Mor E, Tur-Kaspa R, Sheiner P, Schwartz M
Rabin Medical Center, Petah-Tikva, Israel.
Ann Intern Med. 1998 Oct 15;129(8):643-53. doi: 10.7326/0003-4819-129-8-199810150-00013.
To review the treatment of cirrhotic patients with hepatocellular carcinoma in the era of liver transplantation and to determine the most appropriate approach to the treatment of patients at different stages of disease.
A MEDLINE search of English-language articles published between 1981 and 1997 and the clinical experience of the Mount Sinai Liver Transplant Program.
Selected studies were 1) original articles reporting results of resection and transplantation in the treatment of hepatocellular carcinoma in cirrhotic patients and 2) initial reports from major transplantation centers of multimethod therapies combining chemotherapy with transplantation.
Study designs were assessed with careful attention to methods and aims. Relevant data on patient population, tumor stage distribution, treatment, survival, and rate of recurrent disease were extracted and analyzed.
Options for the treatment of hepatocellular carcinoma in cirrhotic patients vary according to tumor stage and severity of underlying liver disease. Resection remains an important method primarily in eastern countries, where the screening of high-risk populations has been associated with early detection of small asymptomatic lesions. Long-term survival after resection, however, is low. In western countries, liver transplantation is becoming the treatment of choice in patients with advanced cirrhosis and small, unresectable lesions; resection is reserved for cirrhotic patients with small, peripheral lesions and preserved hepatic function. Minimally invasive procedures (such as percutaneous ethanol injection and transarterial chemoembolization) have been developed to treat unresectable tumors. Transarterial chemoembolization may also be effective in patients with advanced cirrhosis and unresectable lesions who are awaiting transplantation.

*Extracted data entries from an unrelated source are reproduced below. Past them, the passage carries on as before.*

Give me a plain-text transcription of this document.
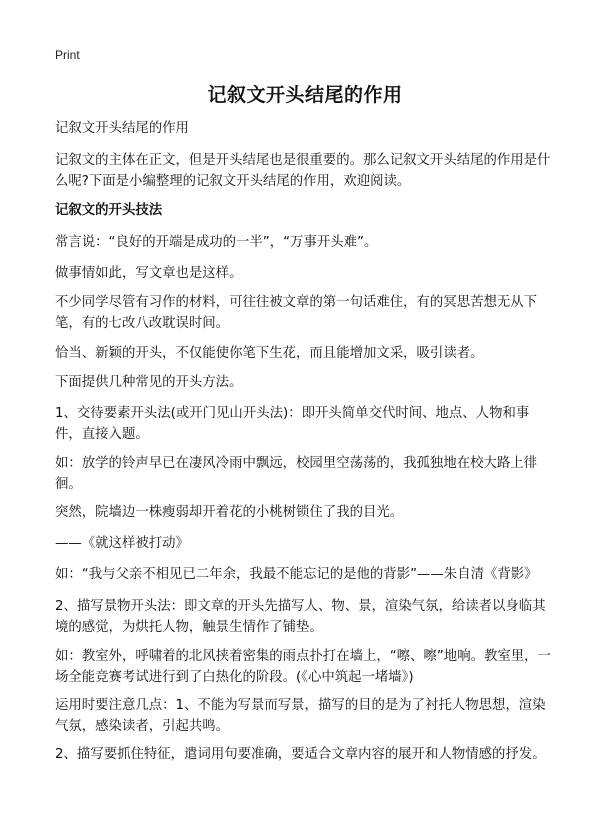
Print
记叙文开头结尾的作用

记叙文开头结尾的作用

记叙文的主体在正文，但是开头结尾也是很重要的。那么记叙文开头结尾的作用是什么呢?下面是小编整理的记叙文开头结尾的作用，欢迎阅读。

记叙文的开头技法

常言说：“良好的开端是成功的一半”，“万事开头难”。

做事情如此，写文章也是这样。

不少同学尽管有习作的材料，可往往被文章的第一句话难住，有的冥思苦想无从下笔，有的七改八改耽误时间。

恰当、新颖的开头，不仅能使你笔下生花，而且能增加文采，吸引读者。

下面提供几种常见的开头方法。

1、交待要素开头法(或开门见山开头法)：即开头简单交代时间、地点、人物和事件，直接入题。

如：放学的铃声早已在凄风冷雨中飘远，校园里空荡荡的，我孤独地在校大路上徘徊。

突然，院墙边一株瘦弱却开着花的小桃树锁住了我的目光。

——《就这样被打动》

如：“我与父亲不相见已二年余，我最不能忘记的是他的背影”——朱自清《背影》

2、描写景物开头法：即文章的开头先描写人、物、景，渲染气氛，给读者以身临其境的感觉，为烘托人物，触景生情作了铺垫。

如：教室外，呼啸着的北风挟着密集的雨点扑打在墙上，“嚓、嚓”地响。教室里，一场全能竞赛考试进行到了白热化的阶段。(《心中筑起一堵墙》)

运用时要注意几点：1、不能为写景而写景，描写的目的是为了衬托人物思想，渲染气氛，感染读者，引起共鸣。

2、描写要抓住特征，遣词用句要准确，要适合文章内容的展开和人物情感的抒发。
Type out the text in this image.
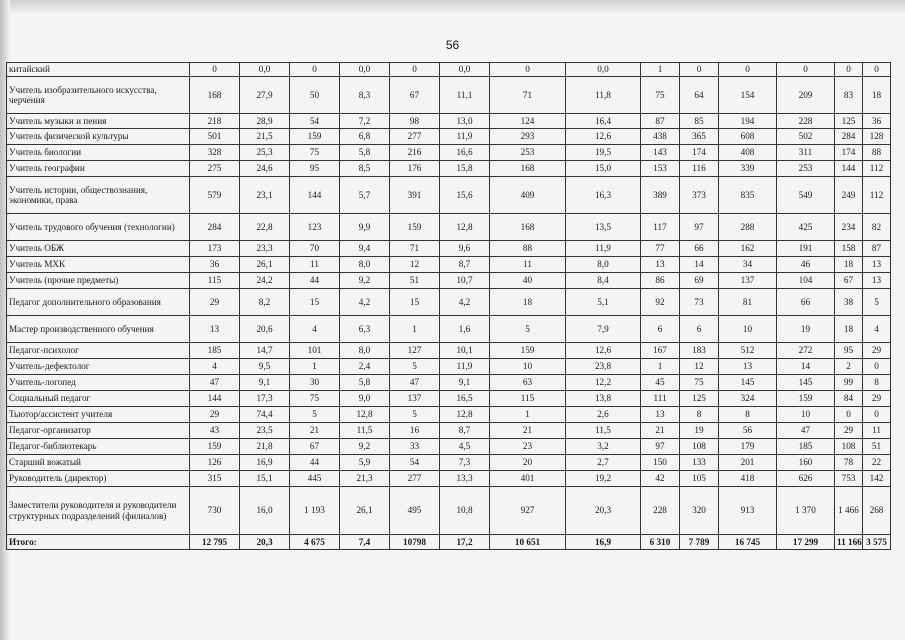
56
китайский	0	0,0	0	0,0	0	0,0	0	0,0	1	0	0	0	0	0
Учитель изобразительного искусства, черчения	168	27,9	50	8,3	67	11,1	71	11,8	75	64	154	209	83	18
Учитель музыки и пения	218	28,9	54	7,2	98	13,0	124	16,4	87	85	194	228	125	36
Учитель физической культуры	501	21,5	159	6,8	277	11,9	293	12,6	438	365	608	502	284	128
Учитель биологии	328	25,3	75	5,8	216	16,6	253	19,5	143	174	408	311	174	88
Учитель географии	275	24,6	95	8,5	176	15,8	168	15,0	153	116	339	253	144	112
Учитель истории, обществознания, экономики, права	579	23,1	144	5,7	391	15,6	409	16,3	389	373	835	549	249	112
Учитель трудового обучения (технологии)	284	22,8	123	9,9	159	12,8	168	13,5	117	97	288	425	234	82
Учитель ОБЖ	173	23,3	70	9,4	71	9,6	88	11,9	77	66	162	191	158	87
Учитель МХК	36	26,1	11	8,0	12	8,7	11	8,0	13	14	34	46	18	13
Учитель (прочие предметы)	115	24,2	44	9,2	51	10,7	40	8,4	86	69	137	104	67	13
Педагог дополнительного образования	29	8,2	15	4,2	15	4,2	18	5,1	92	73	81	66	38	5
Мастер производственного обучения	13	20,6	4	6,3	1	1,6	5	7,9	6	6	10	19	18	4
Педагог-психолог	185	14,7	101	8,0	127	10,1	159	12,6	167	183	512	272	95	29
Учитель-дефектолог	4	9,5	1	2,4	5	11,9	10	23,8	1	12	13	14	2	0
Учитель-логопед	47	9,1	30	5,8	47	9,1	63	12,2	45	75	145	145	99	8
Социальный педагог	144	17,3	75	9,0	137	16,5	115	13,8	111	125	324	159	84	29
Тьютор/ассистент учителя	29	74,4	5	12,8	5	12,8	1	2,6	13	8	8	10	0	0
Педагог-организатор	43	23,5	21	11,5	16	8,7	21	11,5	21	19	56	47	29	11
Педагог-библиотекарь	159	21,8	67	9,2	33	4,5	23	3,2	97	108	179	185	108	51
Старший вожатый	126	16,9	44	5,9	54	7,3	20	2,7	150	133	201	160	78	22
Руководитель (директор)	315	15,1	445	21,3	277	13,3	401	19,2	42	105	418	626	753	142
Заместители руководителя и руководители структурных подразделений (филиалов)	730	16,0	1 193	26,1	495	10,8	927	20,3	228	320	913	1 370	1 466	268
Итого:	12 795	20,3	4 675	7,4	10798	17,2	10 651	16,9	6 310	7 789	16 745	17 299	11 166	3 575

The efficacy of liver transplantation for hepatocellular carcinoma has been proven mainly in patients with advanced cirrhosis and small lesions. Future studies may clarify the role of approaches combining neoadjuvant chemotherapy with transplantation for large (stage III) tumors.
回顾肝移植时代肝硬化合并肝细胞癌患者的治疗情况,并确定针对不同疾病阶段患者的最合适治疗方法。
对1981年至1997年间发表的英文文章进行医学文献数据库检索,以及西奈山肝移植项目的临床经验。
入选的研究为:1)报告肝硬化患者肝细胞癌切除及移植治疗结果的原始文章;2)主要移植中心关于化疗与移植联合的多方法治疗的初步报告。
仔细评估研究设计,关注方法和目的。提取并分析患者人群、肿瘤分期分布、治疗、生存及疾病复发率的相关数据。
肝硬化患者肝细胞癌的治疗选择因肿瘤分期及潜在肝脏疾病的严重程度而异。在东方国家,切除仍是主要方法,高危人群筛查有助于早期发现无症状小病灶。然而,切除后的长期生存率较低。在西方国家,肝移植正成为晚期肝硬化及小的不可切除病灶患者的首选治疗方法;切除则保留给有小的周边病灶且肝功能良好的肝硬化患者。已开发出微创治疗方法(如经皮乙醇注射和经动脉化疗栓塞)来治疗不可切除的肿瘤。经动脉化疗栓塞对于等待移植的晚期肝硬化及不可切除病灶患者也可能有效。
肝移植治疗肝细胞癌的疗效主要在晚期肝硬化及小病灶患者中得到证实。未来研究可能会阐明新辅助化疗与移植联合治疗大肿瘤(III期)的作用。